A few haggling tips to help you along are shown below:

A) Smiles connect people – So always smile especially in Cambodia. A friendly attitude will ensure a better deal and  more enjoyable experience for both parties.

B) Search around first – Check out a few stalls to find the average price for the item you wan’t.

C) Do the currency calculations before – Think to yourself how much would I pay in USD, or GBP £ or Euro. Then convert to local currency or you will pay a premium if you try it in your own. Then start negotiating.

D) Start very low if their price is very high. (The old low/high game)

E) Don’t look Desperate – Negotiation is about power in any culture 

If the price isn’t coming down, don’t be afraid to walk away! They will usually call you back if they really can lower the price.

F) Bulk Buying is Smart – If you see a few items you like at a market for example, try to purchase them all from one store to get a deal on everything. My favourite line is, “What is the best price you could do for me if i bought not just 1 but 5??” .

G) Don’t push too far!

Never get carried away. Remember it’s just a game and probably the small amount extra would mean alot more to them then you!

9. Don’t give to Street Children – Honestly i’m not heartless!

So a cute little kid comes up to you and try’s to give you a flowery necklace or just ask for change? The best thing I do is offer to buy them food if they wan’t it but not give them money.
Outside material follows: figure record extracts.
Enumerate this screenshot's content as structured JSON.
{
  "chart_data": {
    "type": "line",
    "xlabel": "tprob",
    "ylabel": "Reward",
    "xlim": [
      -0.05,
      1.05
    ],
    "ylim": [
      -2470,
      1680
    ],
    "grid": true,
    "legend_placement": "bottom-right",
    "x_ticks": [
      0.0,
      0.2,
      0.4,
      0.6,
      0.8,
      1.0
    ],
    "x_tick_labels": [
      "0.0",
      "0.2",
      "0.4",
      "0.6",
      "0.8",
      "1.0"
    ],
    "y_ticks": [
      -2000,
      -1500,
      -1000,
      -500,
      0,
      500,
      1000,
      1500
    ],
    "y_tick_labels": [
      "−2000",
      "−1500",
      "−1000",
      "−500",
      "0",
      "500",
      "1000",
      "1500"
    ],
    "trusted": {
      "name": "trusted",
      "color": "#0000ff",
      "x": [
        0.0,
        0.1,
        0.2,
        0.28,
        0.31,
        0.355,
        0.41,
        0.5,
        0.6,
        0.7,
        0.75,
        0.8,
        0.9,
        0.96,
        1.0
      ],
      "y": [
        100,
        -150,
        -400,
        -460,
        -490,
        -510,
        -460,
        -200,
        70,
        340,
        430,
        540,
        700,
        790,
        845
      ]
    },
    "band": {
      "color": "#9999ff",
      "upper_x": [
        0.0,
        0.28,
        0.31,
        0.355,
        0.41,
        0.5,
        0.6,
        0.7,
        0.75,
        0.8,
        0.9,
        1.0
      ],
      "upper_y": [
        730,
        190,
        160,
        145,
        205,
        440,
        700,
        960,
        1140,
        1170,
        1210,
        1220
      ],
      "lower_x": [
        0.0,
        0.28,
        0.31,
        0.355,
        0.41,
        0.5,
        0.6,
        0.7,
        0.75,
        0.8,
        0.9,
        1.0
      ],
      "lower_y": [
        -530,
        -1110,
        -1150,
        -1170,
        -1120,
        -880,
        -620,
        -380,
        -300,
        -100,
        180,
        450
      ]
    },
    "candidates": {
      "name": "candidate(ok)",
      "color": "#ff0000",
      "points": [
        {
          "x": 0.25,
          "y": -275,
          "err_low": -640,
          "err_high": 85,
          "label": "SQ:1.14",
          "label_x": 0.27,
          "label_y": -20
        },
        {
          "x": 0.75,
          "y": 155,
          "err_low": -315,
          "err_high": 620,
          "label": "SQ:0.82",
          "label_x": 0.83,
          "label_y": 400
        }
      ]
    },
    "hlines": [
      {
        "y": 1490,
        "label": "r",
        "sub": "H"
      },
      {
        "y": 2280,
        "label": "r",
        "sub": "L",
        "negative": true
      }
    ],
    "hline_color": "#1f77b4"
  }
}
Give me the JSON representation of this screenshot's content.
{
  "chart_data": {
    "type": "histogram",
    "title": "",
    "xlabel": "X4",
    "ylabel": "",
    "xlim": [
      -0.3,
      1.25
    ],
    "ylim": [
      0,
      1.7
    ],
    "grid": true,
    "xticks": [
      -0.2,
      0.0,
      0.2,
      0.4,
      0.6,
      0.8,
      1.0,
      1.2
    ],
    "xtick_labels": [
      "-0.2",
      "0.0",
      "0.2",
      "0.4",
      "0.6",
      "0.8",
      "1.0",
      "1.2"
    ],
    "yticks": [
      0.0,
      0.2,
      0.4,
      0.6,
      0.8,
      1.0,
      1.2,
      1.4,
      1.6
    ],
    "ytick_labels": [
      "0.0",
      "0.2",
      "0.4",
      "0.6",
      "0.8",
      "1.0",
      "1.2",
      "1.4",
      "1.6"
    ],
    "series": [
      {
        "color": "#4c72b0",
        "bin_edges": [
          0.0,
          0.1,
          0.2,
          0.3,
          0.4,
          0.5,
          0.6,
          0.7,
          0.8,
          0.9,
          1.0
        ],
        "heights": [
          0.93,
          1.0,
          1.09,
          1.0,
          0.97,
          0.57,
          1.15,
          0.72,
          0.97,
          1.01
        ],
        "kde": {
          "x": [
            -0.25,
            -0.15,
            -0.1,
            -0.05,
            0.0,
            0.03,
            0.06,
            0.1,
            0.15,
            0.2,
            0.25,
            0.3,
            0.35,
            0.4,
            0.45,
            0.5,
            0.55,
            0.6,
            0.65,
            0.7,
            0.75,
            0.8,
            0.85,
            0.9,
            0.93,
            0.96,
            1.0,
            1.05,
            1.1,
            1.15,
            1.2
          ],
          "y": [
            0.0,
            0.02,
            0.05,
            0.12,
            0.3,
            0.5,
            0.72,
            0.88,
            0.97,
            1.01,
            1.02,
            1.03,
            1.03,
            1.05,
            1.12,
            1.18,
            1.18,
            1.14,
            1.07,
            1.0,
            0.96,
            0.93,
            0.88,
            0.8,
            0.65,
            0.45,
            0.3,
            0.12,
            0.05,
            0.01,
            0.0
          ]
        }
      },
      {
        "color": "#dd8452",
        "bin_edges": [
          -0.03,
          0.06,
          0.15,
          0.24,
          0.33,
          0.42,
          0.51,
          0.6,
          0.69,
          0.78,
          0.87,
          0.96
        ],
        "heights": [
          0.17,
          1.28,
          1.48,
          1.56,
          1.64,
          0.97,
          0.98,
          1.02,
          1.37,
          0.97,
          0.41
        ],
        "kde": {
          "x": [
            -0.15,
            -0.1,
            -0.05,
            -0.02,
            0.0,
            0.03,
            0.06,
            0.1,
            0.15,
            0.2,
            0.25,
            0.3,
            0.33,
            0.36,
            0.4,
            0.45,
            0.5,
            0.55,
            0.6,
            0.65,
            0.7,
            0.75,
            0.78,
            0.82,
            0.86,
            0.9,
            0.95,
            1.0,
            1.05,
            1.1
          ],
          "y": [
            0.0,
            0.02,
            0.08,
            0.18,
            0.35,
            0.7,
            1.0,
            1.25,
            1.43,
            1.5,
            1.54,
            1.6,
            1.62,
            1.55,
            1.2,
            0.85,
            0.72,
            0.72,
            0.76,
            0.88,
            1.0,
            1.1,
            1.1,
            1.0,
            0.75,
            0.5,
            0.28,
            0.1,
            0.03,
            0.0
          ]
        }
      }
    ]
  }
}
Why? Usually these children do have a home and parent who sends them out to pry on un-expecting tourists.

We really don’t like this as it can give some the courage to believe that it is more useful to spend their time begging than going to school for a proper education.

Thai People and Culture (Do's and Don'ts Thailand)
Traditional Thai People (Do’s and Don’ts Thailand)

10. Monks and Women – Can I touch a monk??

As Monks have strict rules and codes of conduct to live by Women should not touch monks. If you wish to offer a monk something or a donation at a temple, you should place it somewhere within his reach or on the monk’s receiving cloth for him to collect

Monks in Thailand (Do's and Don'ts Thailand)
Religious Ceremony with Buddhist Monks in Thailand. (Do’s and Don’ts Thailand)

Thailand Cultural Tips & Faux Pas

Do I need to leave Tips in Thailand?

In Thailand Society and many parts of South east Asia, tips are not expected in restaurants or taxis.

However, it has started to become more common for those working in busy the tourist area to supplement their income using tips.

So maybe this is one thing from western culture which is perfectly acceptable as a way of showing your gratitude for services. I tend to tip when using a local guide, driver or boat captain.

Ladyboy Etiquette & Massage.

Yes, Unfortunately they are very common in many touristic parts of Thailand such as Pattaya, Patong and even Bangkok. Having said that these provide great sources of income for the local people in these areas and are a tourist attraction in their own right.

Whether they are you thing or not, you should be aware of how to spot them and not to offend them. Usually, they are based around various go, go bars and the more seedy looking massage parlours.

If you would like a genuine massage only, highly recommended! I would suggest looking for a place with looks larger and more established in a more built up area away from the bars.

These will provide traditional high quality Thai massage which is perfect to ease those aching travel feet.

Generally if approached a ladyboy most can be easy to spot, the Adams apple helps, size of hands. If approached and you feel uncomfortable just politely smile and decline, then walk on!

Don’t – Handle Objects with your left hand only!

Sorry lefties, in many cultures the left hand has been associated with lack of trust and evil spirits. For example, in Italian Sinistra means left or Sinister in english!

So avoid handing any object to someone with your left hand alone, the most polite way to pass objects being with both hands. An alternative to politely pass objects is to touch your right elbow with your left arm and then hand over the item with your right hand.